I wouldn't count on flood tide fishing to be too productive during the winter months. I would focus more on low tide fishing but Rob and Scott of southeastern angling each have skiffs and do a lot of winter time inshore fishing so they'll let you know whats best.


----------



## Zika (Aug 6, 2015)

Can't go wrong with Captains Rob and Scott Owens any time of year.


----------



## GAFlyFisher (Jul 16, 2018)

Just fished w Rob yesterday! If the weather is right the low tide fishing can be good that time of year. Like others have said the flood tide stuff kind of slows down after October due to water temp and other reasons. If he’s not available Scott also has has a poling skiff like others have said. They’re fishy guys and a blast to fish with!


----------



## Smackdaddy53 (Dec 31, 2012)

Call him and see what he thinks. A good guide will be honest and tell you what to expect.


----------



## Tautog166 (Jul 7, 2018)

GAFlyFisher said:


> Just fished w Rob yesterday! If the weather is right the low tide fishing can be good that time of year. Like others have said the flood tide stuff kind of slows down after October due to water temp and other reasons. If he’s not available Scott also has has a poling skiff like others have said. They’re fishy guys and a blast to fish with!
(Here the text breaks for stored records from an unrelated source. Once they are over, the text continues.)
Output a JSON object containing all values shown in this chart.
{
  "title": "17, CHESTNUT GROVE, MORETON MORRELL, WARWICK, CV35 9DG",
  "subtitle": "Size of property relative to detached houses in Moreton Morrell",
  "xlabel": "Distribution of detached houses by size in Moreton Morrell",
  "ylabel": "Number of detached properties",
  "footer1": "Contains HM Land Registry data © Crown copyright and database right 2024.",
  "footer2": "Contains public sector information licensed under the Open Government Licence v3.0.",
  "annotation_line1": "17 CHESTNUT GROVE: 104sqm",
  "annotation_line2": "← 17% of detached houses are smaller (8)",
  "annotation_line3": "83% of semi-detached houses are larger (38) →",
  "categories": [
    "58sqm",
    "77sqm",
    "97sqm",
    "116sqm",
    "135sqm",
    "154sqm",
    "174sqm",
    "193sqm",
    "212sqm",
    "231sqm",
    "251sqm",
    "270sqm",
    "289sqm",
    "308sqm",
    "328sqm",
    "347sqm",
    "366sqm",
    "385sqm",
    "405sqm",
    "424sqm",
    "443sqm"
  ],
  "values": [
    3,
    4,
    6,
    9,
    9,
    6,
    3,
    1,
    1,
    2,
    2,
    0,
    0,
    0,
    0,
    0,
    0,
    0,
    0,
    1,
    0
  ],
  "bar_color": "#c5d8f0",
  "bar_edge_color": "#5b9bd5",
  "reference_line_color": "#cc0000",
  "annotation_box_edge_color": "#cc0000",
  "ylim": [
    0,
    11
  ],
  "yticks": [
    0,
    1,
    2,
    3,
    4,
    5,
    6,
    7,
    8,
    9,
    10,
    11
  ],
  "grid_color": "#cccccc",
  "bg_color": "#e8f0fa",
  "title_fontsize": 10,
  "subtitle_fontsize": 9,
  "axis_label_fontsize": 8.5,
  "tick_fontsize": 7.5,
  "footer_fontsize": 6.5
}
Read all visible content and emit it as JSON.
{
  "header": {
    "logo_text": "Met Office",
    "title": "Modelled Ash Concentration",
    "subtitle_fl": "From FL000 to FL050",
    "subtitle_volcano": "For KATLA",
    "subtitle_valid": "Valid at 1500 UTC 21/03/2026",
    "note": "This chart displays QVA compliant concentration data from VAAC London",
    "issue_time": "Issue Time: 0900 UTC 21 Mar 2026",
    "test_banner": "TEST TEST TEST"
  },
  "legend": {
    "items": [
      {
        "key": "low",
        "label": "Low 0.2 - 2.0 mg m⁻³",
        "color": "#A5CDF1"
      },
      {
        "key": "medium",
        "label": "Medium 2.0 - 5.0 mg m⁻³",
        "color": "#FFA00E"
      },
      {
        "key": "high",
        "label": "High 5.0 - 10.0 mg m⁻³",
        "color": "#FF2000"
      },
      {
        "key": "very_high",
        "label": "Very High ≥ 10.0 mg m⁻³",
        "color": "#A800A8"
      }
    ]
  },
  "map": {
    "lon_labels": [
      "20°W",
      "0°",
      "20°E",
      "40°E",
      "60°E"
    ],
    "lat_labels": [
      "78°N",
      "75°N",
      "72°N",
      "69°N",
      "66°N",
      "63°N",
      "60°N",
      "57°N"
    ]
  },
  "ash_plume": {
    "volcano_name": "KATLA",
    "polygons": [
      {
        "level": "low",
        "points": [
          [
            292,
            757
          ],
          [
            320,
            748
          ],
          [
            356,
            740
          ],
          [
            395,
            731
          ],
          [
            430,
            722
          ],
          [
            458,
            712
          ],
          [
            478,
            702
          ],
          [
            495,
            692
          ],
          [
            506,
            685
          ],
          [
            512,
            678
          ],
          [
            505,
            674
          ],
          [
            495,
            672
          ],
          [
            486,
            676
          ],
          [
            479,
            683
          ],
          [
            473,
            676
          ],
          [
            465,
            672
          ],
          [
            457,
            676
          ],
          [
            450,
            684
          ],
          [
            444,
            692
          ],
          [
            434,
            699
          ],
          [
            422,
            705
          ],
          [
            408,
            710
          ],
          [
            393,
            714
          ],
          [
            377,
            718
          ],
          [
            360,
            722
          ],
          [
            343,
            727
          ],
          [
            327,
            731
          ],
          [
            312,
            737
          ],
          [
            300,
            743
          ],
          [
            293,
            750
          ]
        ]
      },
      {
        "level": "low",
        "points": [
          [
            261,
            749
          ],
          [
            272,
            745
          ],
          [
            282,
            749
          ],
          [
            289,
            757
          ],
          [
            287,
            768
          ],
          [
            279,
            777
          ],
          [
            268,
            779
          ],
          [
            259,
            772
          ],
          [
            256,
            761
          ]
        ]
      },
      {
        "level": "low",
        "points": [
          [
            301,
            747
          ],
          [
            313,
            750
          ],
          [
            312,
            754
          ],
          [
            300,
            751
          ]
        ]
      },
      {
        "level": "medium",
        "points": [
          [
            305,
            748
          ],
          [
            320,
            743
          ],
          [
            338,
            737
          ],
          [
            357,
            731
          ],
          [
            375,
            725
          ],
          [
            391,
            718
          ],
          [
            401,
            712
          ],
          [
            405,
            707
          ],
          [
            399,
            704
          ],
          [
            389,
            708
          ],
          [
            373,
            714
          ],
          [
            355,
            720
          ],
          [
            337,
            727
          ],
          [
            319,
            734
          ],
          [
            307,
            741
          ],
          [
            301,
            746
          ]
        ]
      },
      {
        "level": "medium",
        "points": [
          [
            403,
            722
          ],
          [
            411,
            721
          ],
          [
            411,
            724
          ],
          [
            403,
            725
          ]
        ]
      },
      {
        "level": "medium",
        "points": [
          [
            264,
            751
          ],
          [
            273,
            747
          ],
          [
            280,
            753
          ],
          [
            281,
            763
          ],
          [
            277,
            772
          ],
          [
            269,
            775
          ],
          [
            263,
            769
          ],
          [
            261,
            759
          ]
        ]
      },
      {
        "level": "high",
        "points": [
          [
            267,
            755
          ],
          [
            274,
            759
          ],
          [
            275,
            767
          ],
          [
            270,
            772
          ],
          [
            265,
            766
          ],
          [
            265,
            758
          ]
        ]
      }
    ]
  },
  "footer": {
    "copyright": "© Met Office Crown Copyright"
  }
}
How was the water quality? Oil in places? Everywhere? Been itching to head that way again soon. Did you fish around St Simon’s?


----------



## GAFlyFisher (Jul 16, 2018)

Walter Lee said:


> How was the water quality? Oil in places? Everywhere? Been itching to head that way again soon. Did you fish around St Simon’s?


The fishing is great! I personally don’t think it’ll impact the catch and release fishing in the short run. I wouldn’t eat any fish in the st Simons sound as that is where the most impact has been, but there are plenty of places to fish away from the spill. The containment crews are working hard.


----------